The rest of the world knew little and cared less about the turmoil in East Timor until the Roman Catholic Apostolic Administrator and later Bishop of Dili, the nation’s capital, demanded that it take notice. He was Carlos Filipe Ximenes Belo, a Salesian priest who had trained in Portugal and Rome before returning to his native land. Belo’s appointment was approved by Indonesian governmental authorities because they thought he would be timid and pliable. They were mistaken.
In 1983, Belo’s first year in office, Indonesian military forces on the lookout for Timorese resistance fighters swept over the village of Kraras. When they departed, they left behind three hundred dead villagers. The Sunday following the massacre, Belo delivered an impassioned sermon in Dili Cathedral denouncing the atrocities, appealing to the Indonesian occupiers to restrain themselves, and calling on the international community to intervene in the name of justice. Immediately after the sermon, he began initiating as much contact with the outside world as he could, reaching out to dozens of journalists, human rights activists, diplomats, and political and religious leaders, in the hope of bringing East Timor’s plight to their attention.
Belo advocated nonviolent but firm resistance to the Indonesian occupiers and was tireless in his public denunciations of the torture, imprisonment, execution, and disappearance of East Timorese citizens. His work on behalf of his countrymen enraged the Indonesians, putting Belo himself at risk of assassination or disappearance. Conservative elements in the Roman Catholic Church also criticized him for using his position as the nation’s religious leader to speak out against political injustice. But Belo saw no conflict of interest between his commitments to Christ and his advocacy for the East Timorese people, whom he described as “dying” under the Indonesian occupation.
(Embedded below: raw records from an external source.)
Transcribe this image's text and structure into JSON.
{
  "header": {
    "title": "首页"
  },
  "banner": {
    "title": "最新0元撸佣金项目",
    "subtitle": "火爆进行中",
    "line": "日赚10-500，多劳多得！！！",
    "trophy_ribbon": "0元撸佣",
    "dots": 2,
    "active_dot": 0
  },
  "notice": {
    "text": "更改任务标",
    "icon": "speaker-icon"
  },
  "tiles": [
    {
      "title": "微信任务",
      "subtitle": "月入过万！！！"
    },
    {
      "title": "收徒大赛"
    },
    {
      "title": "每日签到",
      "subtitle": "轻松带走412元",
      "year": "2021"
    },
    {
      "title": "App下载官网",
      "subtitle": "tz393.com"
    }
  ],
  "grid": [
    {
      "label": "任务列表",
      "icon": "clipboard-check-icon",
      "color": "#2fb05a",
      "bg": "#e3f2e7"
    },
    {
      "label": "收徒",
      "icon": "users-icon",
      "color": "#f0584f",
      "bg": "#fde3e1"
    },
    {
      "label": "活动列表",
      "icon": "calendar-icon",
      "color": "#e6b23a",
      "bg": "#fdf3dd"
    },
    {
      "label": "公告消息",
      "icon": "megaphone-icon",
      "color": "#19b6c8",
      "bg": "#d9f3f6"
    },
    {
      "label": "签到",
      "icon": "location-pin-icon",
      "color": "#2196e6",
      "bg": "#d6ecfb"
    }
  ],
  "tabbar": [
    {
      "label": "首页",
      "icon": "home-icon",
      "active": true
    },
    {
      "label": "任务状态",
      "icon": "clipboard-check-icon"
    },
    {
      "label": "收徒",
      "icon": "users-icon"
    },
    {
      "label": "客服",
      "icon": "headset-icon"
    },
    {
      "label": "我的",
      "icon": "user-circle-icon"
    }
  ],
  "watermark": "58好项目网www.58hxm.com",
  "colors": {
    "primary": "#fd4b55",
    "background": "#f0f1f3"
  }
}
Belo’s commitment to nonviolent change, his persistence in denouncing atrocities, and his efforts to draw the world’s attention to East Timor finally paid off. Bowing to international pressure, Indonesia surrendered its claims to Belo’s country, and the newly independent East Timor elected its first president in 2002. Belo, who was awarded the Nobel Peace Prize in 1996, resigned his bishopric and traveled to Mozambique, where he remains today as a missionary.